In an IAQ strategy, ventilation can have two quite different effects, though frequently they are used in combination. Exhaust ventilation means removing contaminated air, sending it outside. By contrast, dilution ventilation does not try to get rid of the pollutants entirely, but instead aims to dilute them by introducing clean air from the outside.

Exhaust ventilation is an option when the pollutant source is small and local (an exhaust hood on a kitchen stove is a familiar example); dilution ventilation is more practical when the sources are multiple and widespread.

Professional advice will likely be needed, because like most aspects of managing big buildings, ventilation is more complex than it sounds. And so, indeed, is air quality — air and its potential for causing problems might be invisible, but as building owners sometimes find out, the consequences are not.


All about air

Air is not a static thing. It moves around a building, and contaminants move with it as it flows. The flow is affected by many factors in the building’s design, including doors and windows, air intakes, fans, flues, ducts, stairwells, and elevator shafts.

Pressure is also key: like any other gas, air will naturally move from places where it is under high pressure to places where the pressure is lower. Temperature affects pressure, and so it too is a factor.

The upshot of this is that air pollutants can be found a long distance from the source of the pollution. For example, they can easily travel up several floors via a stairwell, or along a lengthy corridor if there is a pressure differential between one end and the next. A local pollutant can become a building-wide one.

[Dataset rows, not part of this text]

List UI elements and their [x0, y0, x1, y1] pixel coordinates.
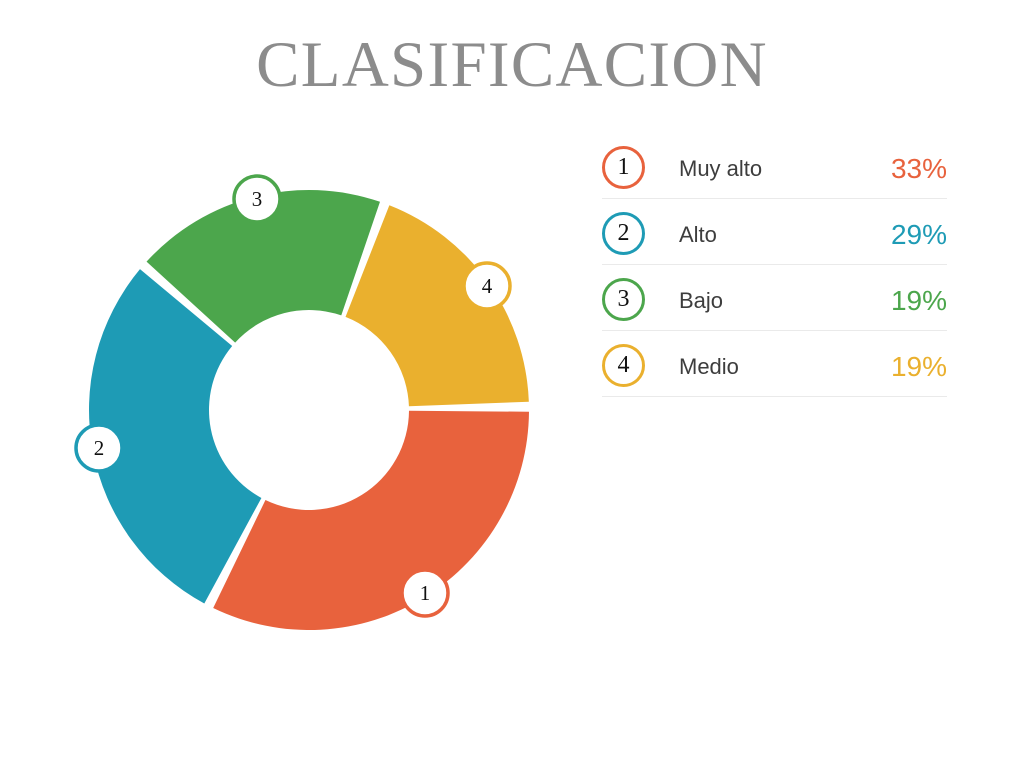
svg-text:2: 2 [94, 436, 105, 460]
svg-text:4: 4 [482, 274, 493, 298]
svg-text:3: 3 [252, 187, 263, 211]
svg-text:1: 1 [420, 581, 431, 605]
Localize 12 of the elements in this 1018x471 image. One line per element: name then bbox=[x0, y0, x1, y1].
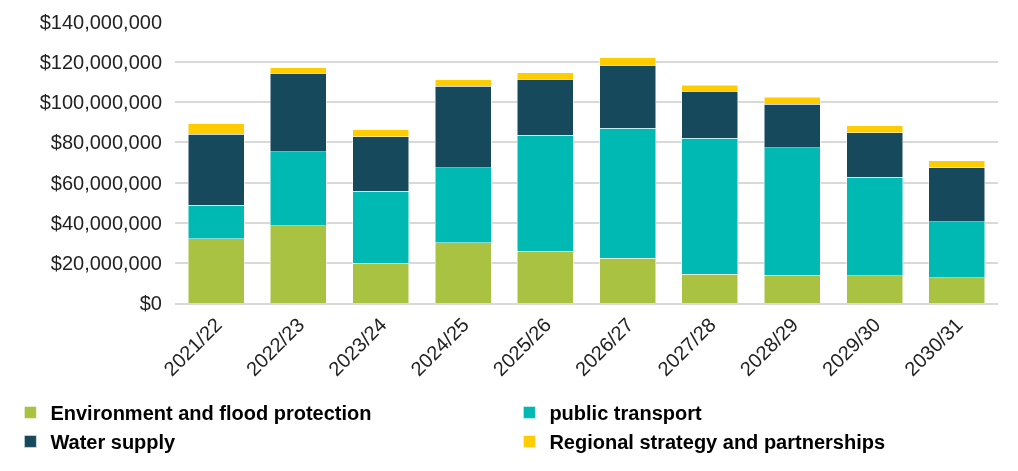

Fortunately, this constant motion of air can be exploited to improve IAQ, too, and pressure differences are a powerful tool. Ventilation systems can create areas of lower or higher pressure in different rooms or areas of the building, by adjusting the relative rates at which air is brought into and expelled from that particular space.

Air, and the pollutants it carries, will never flow from an area of low (or “negative”) pressure into one of higher (or “positive”) pressure — the flow will always be in the other direction. So, if the main sources of pollution are kept under negative pressure while other areas of the building that people use are under positive pressure, the tendency will be for clean air to flow into the polluted space rather than vice-versa.

An obvious example of this is seen in smoking booths inside confined spaces, for example in airport departure lounges. Negative pressure within the booth means that air will flow into it, but not out into the rest of the lounge.

Ultimately, of course, the air is then expelled from the building altogether.


It’s the law

Regulation of IAQ — or of the factors affecting it — varies widely around the world. Probably the most common IAQ-related laws are those dealing with smoking in public places, and indeed the phrase “clean indoor air” in legislation is typically code for a smoking ban, as in the Nevada Clean Indoor Air Act.

The effect of smoking bans on casinos has been much discussed. Measures such as Macau’s are often seen as harmful to the industry, and casinos are sometimes among the few public premises exempt from such bans.

However, some countries go further in mandating clean indoor air, typically as a form of worker protection. In the United States, for example, the Occupational Health and Safety Act requires employers to provide a safe workplace, and the agency responsible for its enforcement — OSHA — has produced guidelines on IAQ.

While standards such as these address the actual air quality within a premises, building codes can also be drawn up to ensure that structures are likely to ensure good air quality.

In the US there is a patchwork of local codes but in some countries, for example the UK, they are more standardised. Britain’s Building Regulations provide detailed guidance on airtightness, ventilation, and radon, although they have been criticised as being more concerned with energy efficiency than air quality.